The Reluctant Fundamentalist director Mira Nair has the benefit of making her next movie based on a beloved bestseller by Mohsin Hamid. After some failed to find the power in Amelia, she is back with a story that is not only powerful, but is both timely and important.
On 9/11, when those planes brought down the Twin Towers, America took a look in the mirror and realized that it truly knew very little about the Middle East. Here we are over a decade later and it seems that that effort to learn more was stunted.
As shown in The Reluctant Fundamentalist trailer, Nair and Hamid present a screen story that gives the conversation between the West and the Middle East a two-sided approach that few movies have had of late. Normally it has been a monologue, and Nair’s film balances her story from both corners of the world.
Riz Ahmed is Changez, a Pakistani young man who grows up in the Middle Eastern country with American capitalism illuminating his eyes. Late in the 1990s, Changez heads to Princeton in an effort to pursue a career in finance in New York City. Upon graduation, that dream is achieved when he scores a job with Kiefer Sutherland’s high power Wall Street establishment. He finds love in Kate Hudson’s artist and life seems to be cruising.
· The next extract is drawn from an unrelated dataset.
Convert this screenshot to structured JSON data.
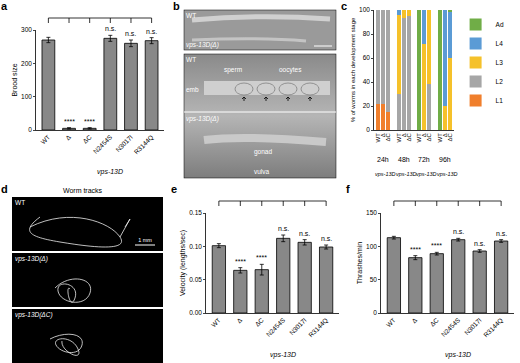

Then… the towers fall, the Pentagon is attacked and that plane is heroically brought down in Pennsylvania. Everything changes for Changez. An America cheerleader has suddenly become the focus of its ire. The impeccable movie (and novel) title comes into focus during this part of the film.
Changez fights on, determined to still live the American dream. But, on a business trip to Atlanta, some of the citizens of his adoptive country show their true colors and then he is beyond devastated.
Nair’s film goes back and forth between Changez in 2011 and him in 2001 and the progression of his fundamentalism is evenly paced and believable beyond belief.
In 2011, he is the suspect in a kidnapping of an American in Pakistan and Liev Schreiber’s journalist (or is he CIA?) is interviewing him in a coffee house as the oppressive search for the American professor pushes the Pakistani citizens into the street.
This is a powder keg, and we learn that Changez could be the spark.
Nair evenly shows how a man who had such love for a country could be turned against it due to its citizens’ ignorance and blind hate. It doesn’t make it right, and our The Reluctant Fundamentalist review can firmly state, that it is simply reality staring us in the face.